Un sursaut à contre-courant du marché, dans un contexte technique fragile
La hausse du jour de Sodexo tranche avec la tendance générale des marchés européens : le SBF 120 cède 0,33 % en séance, tandis que le FTSE 100 abandonne 0,34 %. En Asie, le Nikkei 225 a clôturé en baisse de 1,04 %.
Sur le plan technique, le titre évolue dans une zone de fragilité. Le RSI, à 19, se situe largement en territoire de survente — un indicateur qui signale généralement un excès de pression vendeuse et peut précéder un mouvement de rattrapage. Le cours vient par ailleurs de repasser au-dessus de sa moyenne mobile à 50 jours (44,44 euros), un franchissement à surveiller pour évaluer la solidité du rebond. La résistance la plus pertinente se situe à 47,78 euros, tandis que le support identifié à 42,92 euros avait contenu les récentes pressions baissières. La moyenne mobile à 200 jours, positionnée à 49,44 euros, reste nettement au-dessus du cours actuel, confirmant la tendance baissière de long terme qui pèse sur la valeur depuis un an.
Deutsche Bank abaisse son objectif mais reste à conserver
En début de semaine, Deutsche Bank a révisé à la baisse son objectif de cours sur Sodexo, le ramenant de 60 à 57 euros, tout en maintenant sa recommandation à « conserver ». Cet objectif implique néanmoins un potentiel de revalorisation d'environ 27,7 % par rapport au cours actuel de 44,62 euros, ce qui traduit un décalage significatif entre la valorisation cible de l'analyste et le niveau auquel le titre s'échange aujourd'hui.

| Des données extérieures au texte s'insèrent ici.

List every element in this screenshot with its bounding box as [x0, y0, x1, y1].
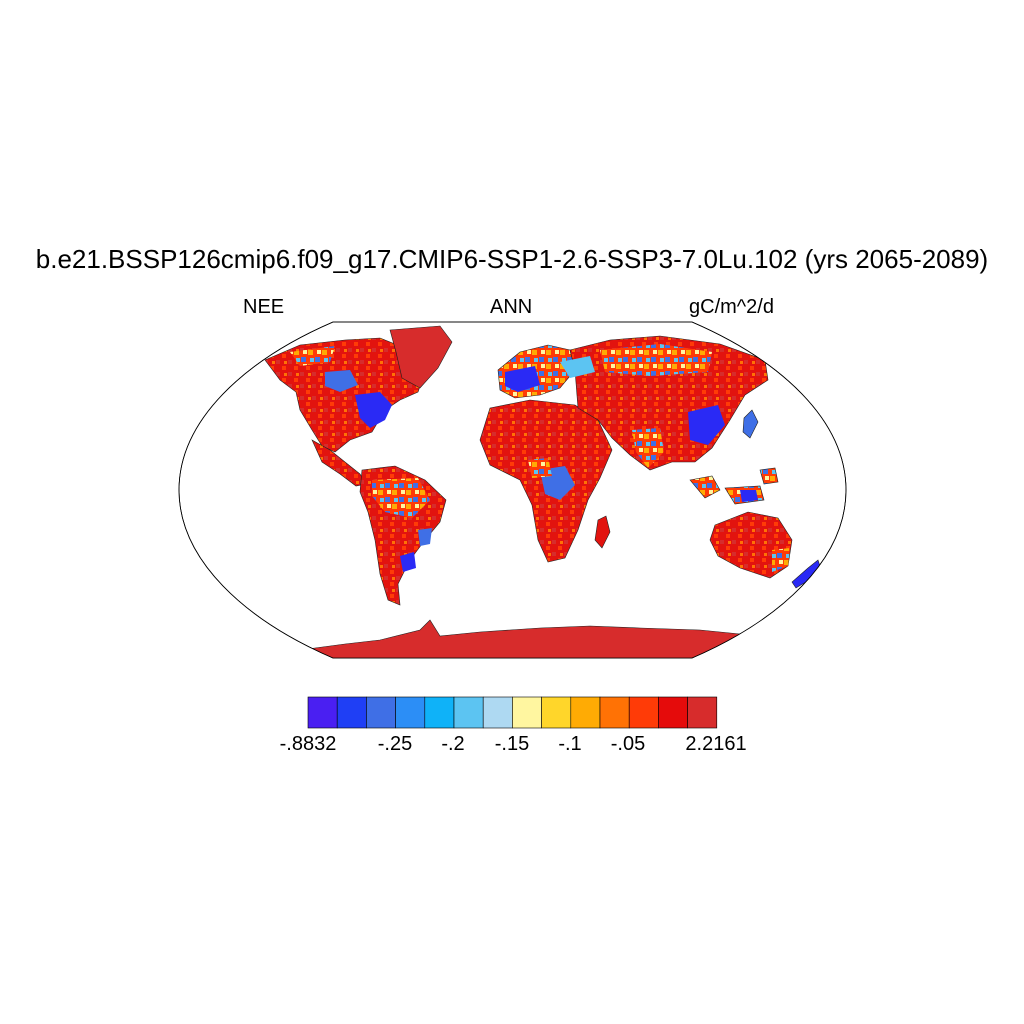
- australia-coast-mixed: [772, 548, 790, 572]
- colorbar-tick-label: -.2: [441, 733, 465, 755]
- colorbar-tick-label: -.05: [610, 733, 646, 755]
- season-label: ANN: [490, 296, 533, 318]
- madagascar: [594, 515, 611, 549]
- japan: [742, 409, 759, 439]
- units-label: gC/m^2/d: [689, 296, 774, 318]
- colorbar-box: [307, 696, 338, 729]
- colorbar-box: [336, 696, 367, 729]
- europe-uptake: [505, 366, 540, 392]
- greenland: [389, 325, 453, 389]
- colorbar-box: [658, 696, 688, 729]
- colorbar-box: [570, 696, 601, 729]
- asia-north-mixed: [600, 344, 712, 376]
- colorbar-box: [687, 696, 718, 729]
- sibera-blue: [560, 356, 595, 378]
- colorbar-box: [366, 696, 396, 729]
- colorbar-tick-label: 2.2161: [685, 733, 747, 755]
- australia: [709, 511, 793, 579]
- colorbar-box: [482, 696, 513, 729]
- colorbar-box: [628, 696, 659, 729]
- plot-title: b.e21.BSSP126cmip6.f09_g17.CMIP6-SSP1-2.…: [35, 244, 989, 274]
- na-uptake-north: [325, 370, 358, 392]
- colorbar-tick-label: -.1: [558, 733, 582, 755]
- colorbar-tick-label: -.15: [494, 733, 530, 755]
- amazon-uptake: [372, 478, 430, 518]
- china-uptake: [688, 405, 725, 445]
- colorbar-box: [541, 696, 572, 729]
- africa-mixed: [528, 458, 552, 478]
- india-mixed: [632, 428, 664, 468]
- colorbar-box: [395, 696, 426, 729]
- indonesia-uptake: [740, 490, 758, 502]
- colorbar-tick-label: -.25: [377, 733, 413, 755]
- colorbar-box: [599, 696, 630, 729]
- variable-label: NEE: [243, 296, 285, 318]
- colorbar: [307, 696, 718, 729]
- na-uptake-east: [355, 392, 392, 428]
- sa-uptake: [400, 552, 416, 572]
- na-mixed-north: [290, 346, 335, 366]
- sa-uptake-b: [418, 528, 432, 546]
- colorbar-box: [512, 696, 542, 729]
- colorbar-box: [453, 696, 484, 729]
- colorbar-box: [424, 696, 455, 729]
- colorbar-tick-label: -.8832: [279, 733, 337, 755]
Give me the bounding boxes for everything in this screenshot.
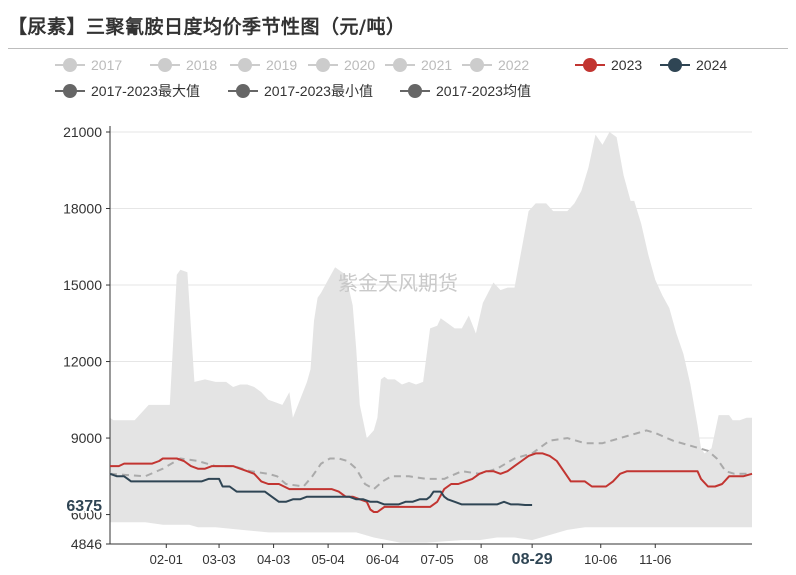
legend-marker-icon: [228, 84, 258, 98]
legend-item-2024[interactable]: 2024: [660, 53, 727, 77]
chart-legend: 2017 2018 2019 2020 2021 2022 2023 2024 2017-202…: [0, 50, 796, 110]
legend-label: 2019: [266, 57, 298, 73]
series-line-2024: [109, 472, 533, 506]
legend-item-2020[interactable]: 2020: [308, 53, 375, 77]
legend-label: 2017-2023最大值: [91, 83, 200, 99]
x-tick-label-04-03: 04-03: [257, 552, 290, 567]
y-tick-label-4846: 4846: [71, 536, 102, 552]
legend-label: 2017-2023均值: [436, 83, 531, 99]
legend-marker-icon: [230, 58, 260, 72]
x-tick-label-06-04: 06-04: [366, 552, 399, 567]
legend-marker-icon: [660, 58, 690, 72]
legend-marker-icon: [55, 58, 85, 72]
legend-item-2021[interactable]: 2021: [385, 53, 452, 77]
legend-item-2017-2023均值[interactable]: 2017-2023均值: [400, 79, 531, 103]
legend-label: 2017-2023最小值: [264, 83, 373, 99]
y-tick-label-9000: 9000: [71, 430, 102, 446]
legend-label: 2018: [186, 57, 218, 73]
legend-item-2019[interactable]: 2019: [230, 53, 297, 77]
y-tick-label-12000: 12000: [63, 354, 102, 370]
series-line-2023: [110, 452, 753, 513]
legend-marker-icon: [308, 58, 338, 72]
watermark-text: 紫金天风期货: [338, 271, 458, 295]
legend-label: 2017: [91, 57, 123, 73]
legend-label: 2022: [498, 57, 530, 73]
legend-marker-icon: [385, 58, 415, 72]
legend-label: 2020: [344, 57, 376, 73]
legend-marker-icon: [150, 58, 180, 72]
x-tick-label-07-05: 07-05: [421, 552, 454, 567]
legend-item-2022[interactable]: 2022: [462, 53, 529, 77]
legend-label: 2023: [611, 57, 643, 73]
legend-marker-icon: [575, 58, 605, 72]
x-tick-label-11-06: 11-06: [639, 552, 671, 567]
legend-marker-icon: [462, 58, 492, 72]
x-tick-label-03-03: 03-03: [202, 552, 235, 567]
chart-title: 【尿素】三聚氰胺日度均价季节性图（元/吨）: [8, 16, 406, 38]
legend-marker-icon: [55, 84, 85, 98]
x-tick-label-08: 08: [474, 552, 488, 567]
legend-label: 2021: [421, 57, 453, 73]
y-tick-label-6000: 6000: [71, 507, 102, 523]
legend-item-2017-2023最小值[interactable]: 2017-2023最小值: [228, 79, 373, 103]
x-tick-label-10-06: 10-06: [584, 552, 617, 567]
y-tick-label-21000: 21000: [63, 124, 102, 140]
legend-marker-icon: [400, 84, 430, 98]
legend-item-2017[interactable]: 2017: [55, 53, 122, 77]
legend-item-2018[interactable]: 2018: [150, 53, 217, 77]
y-tick-label-15000: 15000: [63, 277, 102, 293]
y-tick-label-18000: 18000: [63, 201, 102, 217]
x-tick-label-08-29: 08-29: [512, 551, 553, 568]
x-tick-label-02-01: 02-01: [150, 552, 183, 567]
legend-item-2017-2023最大值[interactable]: 2017-2023最大值: [55, 79, 200, 103]
legend-item-2023[interactable]: 2023: [575, 53, 642, 77]
series-line-2017-2023均值: [109, 429, 752, 491]
legend-label: 2024: [696, 57, 728, 73]
max-min-band-area: [110, 132, 752, 543]
x-tick-label-05-04: 05-04: [311, 552, 344, 567]
title-divider: [8, 48, 788, 49]
y-marker-label: 6375: [66, 498, 102, 515]
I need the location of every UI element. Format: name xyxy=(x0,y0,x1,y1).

Le prochain rendez-vous majeur pour le groupe est fixé au 10 avril, date de publication du chiffre d'affaires du deuxième trimestre de l'exercice 2026. Cette échéance sera déterminante pour évaluer la dynamique commerciale du spécialiste de la restauration collective et des services aux entreprises, dans un contexte où le titre a perdu plus de 41 % de sa valeur en douze mois. Sur trois mois, la performance reste légèrement négative, à -1,24 %, reflétant une phase de stabilisation relative après la forte correction subie.